Another representation is in variable length record form where each sequence is a list of elements and the elements repeat across sequences. This representation helps sequences merging and splitting.  
Index generation is another aspect of sequence parsing. Although indexes are stored separately, they are only meaningful as long as there are sequences that were used to make the indexes. The indexes are not necessarily a data transformation but efficient representation of indexes enables significant gains in storage and compute and is therefore mentioned with transformations.  
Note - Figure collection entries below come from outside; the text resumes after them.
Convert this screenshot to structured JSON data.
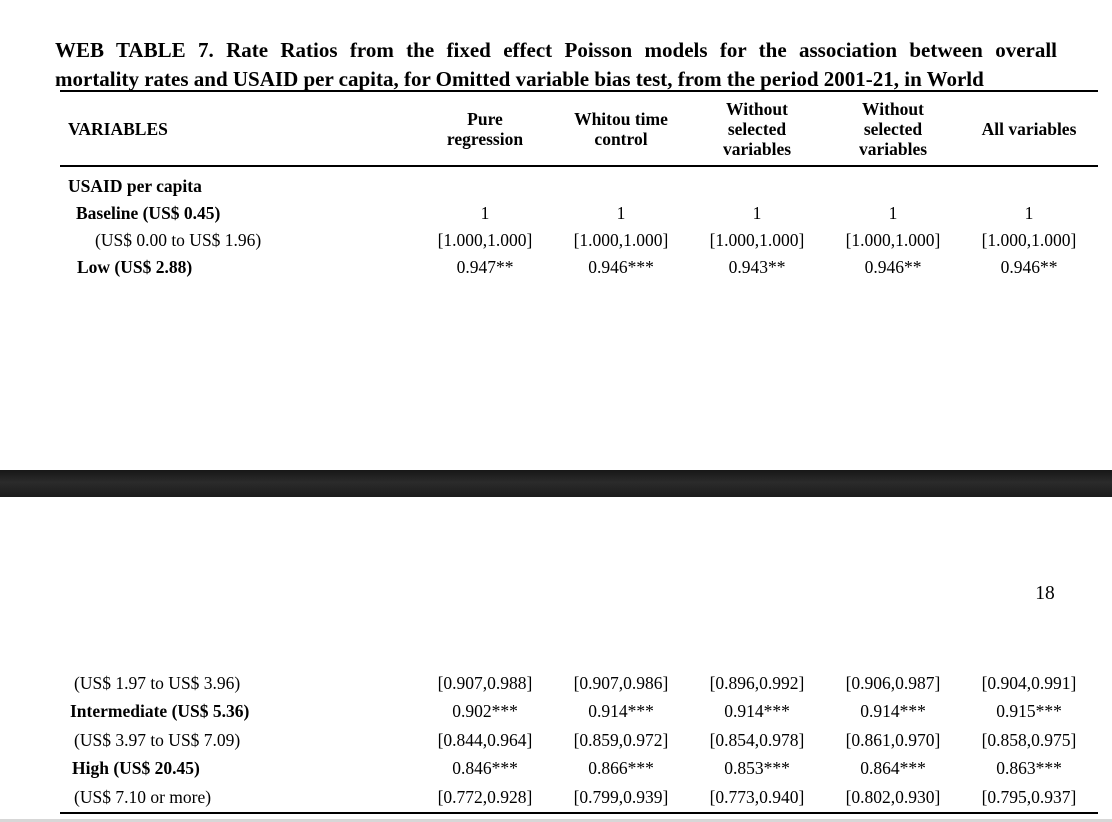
{
  "document": {
    "page_number": "18",
    "background_color": "#ffffff",
    "text_color": "#000000",
    "separator_color": "#1f1f1f",
    "bottom_edge_color": "#d7d7d7"
  },
  "title": {
    "line1": "WEB TABLE 7. Rate Ratios from the fixed effect Poisson models for the association between overall",
    "line2": "mortality rates and USAID per capita, for Omitted variable bias test, from the period 2001-21, in World"
  },
  "table": {
    "row_header": "VARIABLES",
    "columns": [
      "Pure regression",
      "Whitou time control",
      "Without selected variables",
      "Without selected variables",
      "All variables"
    ],
    "rows_page1": [
      {
        "label": "USAID per capita",
        "bold": true,
        "indent": 8,
        "values": [
          "",
          "",
          "",
          "",
          ""
        ]
      },
      {
        "label": "Baseline (US$ 0.45)",
        "bold": true,
        "indent": 16,
        "values": [
          "1",
          "1",
          "1",
          "1",
          "1"
        ]
      },
      {
        "label": "(US$ 0.00 to US$ 1.96)",
        "bold": false,
        "indent": 35,
        "values": [
          "[1.000,1.000]",
          "[1.000,1.000]",
          "[1.000,1.000]",
          "[1.000,1.000]",
          "[1.000,1.000]"
        ]
      },
      {
        "label": "Low (US$ 2.88)",
        "bold": true,
        "indent": 17,
        "values": [
          "0.947**",
          "0.946***",
          "0.943**",
          "0.946**",
          "0.946**"
        ]
      }
    ],
    "rows_page2": [
      {
        "label": "(US$ 1.97 to US$ 3.96)",
        "bold": false,
        "indent": 14,
        "values": [
          "[0.907,0.988]",
          "[0.907,0.986]",
          "[0.896,0.992]",
          "[0.906,0.987]",
          "[0.904,0.991]"
        ]
      },
      {
        "label": "Intermediate (US$ 5.36)",
        "bold": true,
        "indent": 10,
        "values": [
          "0.902***",
          "0.914***",
          "0.914***",
          "0.914***",
          "0.915***"
        ]
      },
      {
        "label": "(US$ 3.97 to US$ 7.09)",
        "bold": false,
        "indent": 14,
        "values": [
          "[0.844,0.964]",
          "[0.859,0.972]",
          "[0.854,0.978]",
          "[0.861,0.970]",
          "[0.858,0.975]"
        ]
      },
      {
        "label": "High (US$ 20.45)",
        "bold": true,
        "indent": 12,
        "values": [
          "0.846***",
          "0.866***",
          "0.853***",
          "0.864***",
          "0.863***"
        ]
      },
      {
        "label": "(US$ 7.10 or more)",
        "bold": false,
        "indent": 14,
        "values": [
          "[0.772,0.928]",
          "[0.799,0.939]",
          "[0.773,0.940]",
          "[0.802,0.930]",
          "[0.795,0.937]"
        ]
      }
    ]
  }
}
Sequences may also be represented in various data formats such as xml and json. These are primarily helpful in Application Programming Interfaces. For example, json representation enables JMESPath (pronounced James Path) query where elements can be extracted and search can be specified via the search operator. 

Friday, April 12, 2019

The language of querying Sequences:
The language for querying of data remains the same whether they are sequences or entities. A lot of commercial analysis stacks are built on top of the standard query language. Even datastores that are not relational tend to pick up an adapter that facilitates SQL. This is more for the convenience of the developers rather than any other requirement. This query language is supported by standard query operators in most languages. Many developers are able to switch the data source without modifying their queries. This lets them write their applications once and run them anywhere.
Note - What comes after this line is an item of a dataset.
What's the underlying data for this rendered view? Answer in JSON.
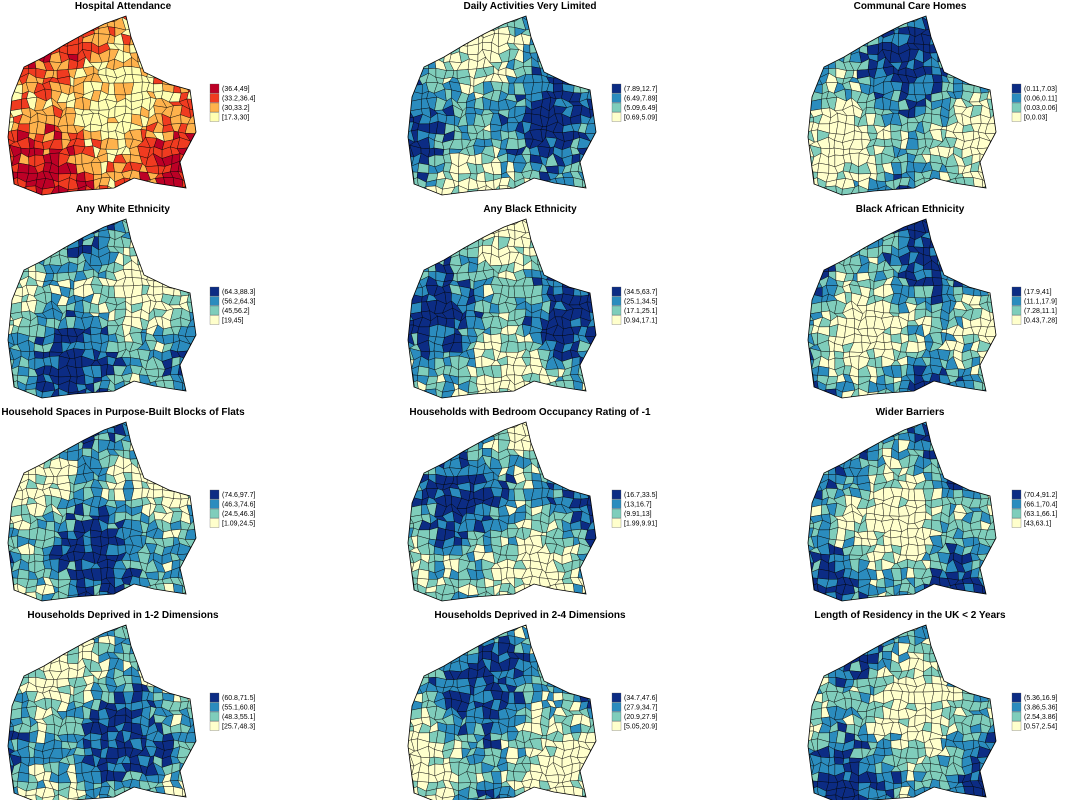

The above holds true for regular dataSets. They don’t hold true for large datasets. In such cases, we have a similar problem as we do with entities in online transactional versus analytical data stores. The accumulation of data in warehouses is not easy to surmount in a simple query operation and the query execution time may take a lot of time. There are two approaches for overcoming the size. Define a snowflake schema in the analytical data store so that the queries can target facts and dimensions hierarchically. Second, de-normalize the schema, shard it and save it on clusters as NoSQL stores and run map-reduce algorithms on it. Both of these approaches are perfectly valid for sequences too and definitely depend on the nature of the queries. That said, since the data is sequence, it does represent somewhat uniform data to manage and is better suited for partitioning. We look at the sequences as a columnar store in such cases and suitably modify the queries as well as its execution.  There are a few advantages that come with such queries. First, the query execution returns result early. The results don’t have to come all at once. Second, they can be immensely parallelized. Third the data is independent of each other due to its canonicalized deduplicated atomic storage. Fourth, the data does not have to be represent hierarchy or relations. It can support tags and labels that are added later on.  The representation of data is most suitable for transferring to other stores such as stores dedicated for analysis. Fifth, the extract-transform-load operations are simpler to write and execute.
Query performance is not the only reason to store the data in a columnar manner. The data is likely to be processed with a variety of techniques that may include statistical, data mining, machine learning, natural language processing and so on.  Each of these packages require certain routines on the data that are best done proprietary to their systems. In such cases, the processing does not benefit from keeping the data accessible on a shared volume in a format that makes accesses race with one another. As long as the accesses can be separated and streamlined, the processing system can use the same data format. There is also the nice benefit that horizontally partitioned columnar representation of independent sequences is easier to import locally to the compute resource where the efficiency for the processing improves. There is no limit to the data that can be processed by a single compute resource if it can be processed a set of one or more sequence at a time.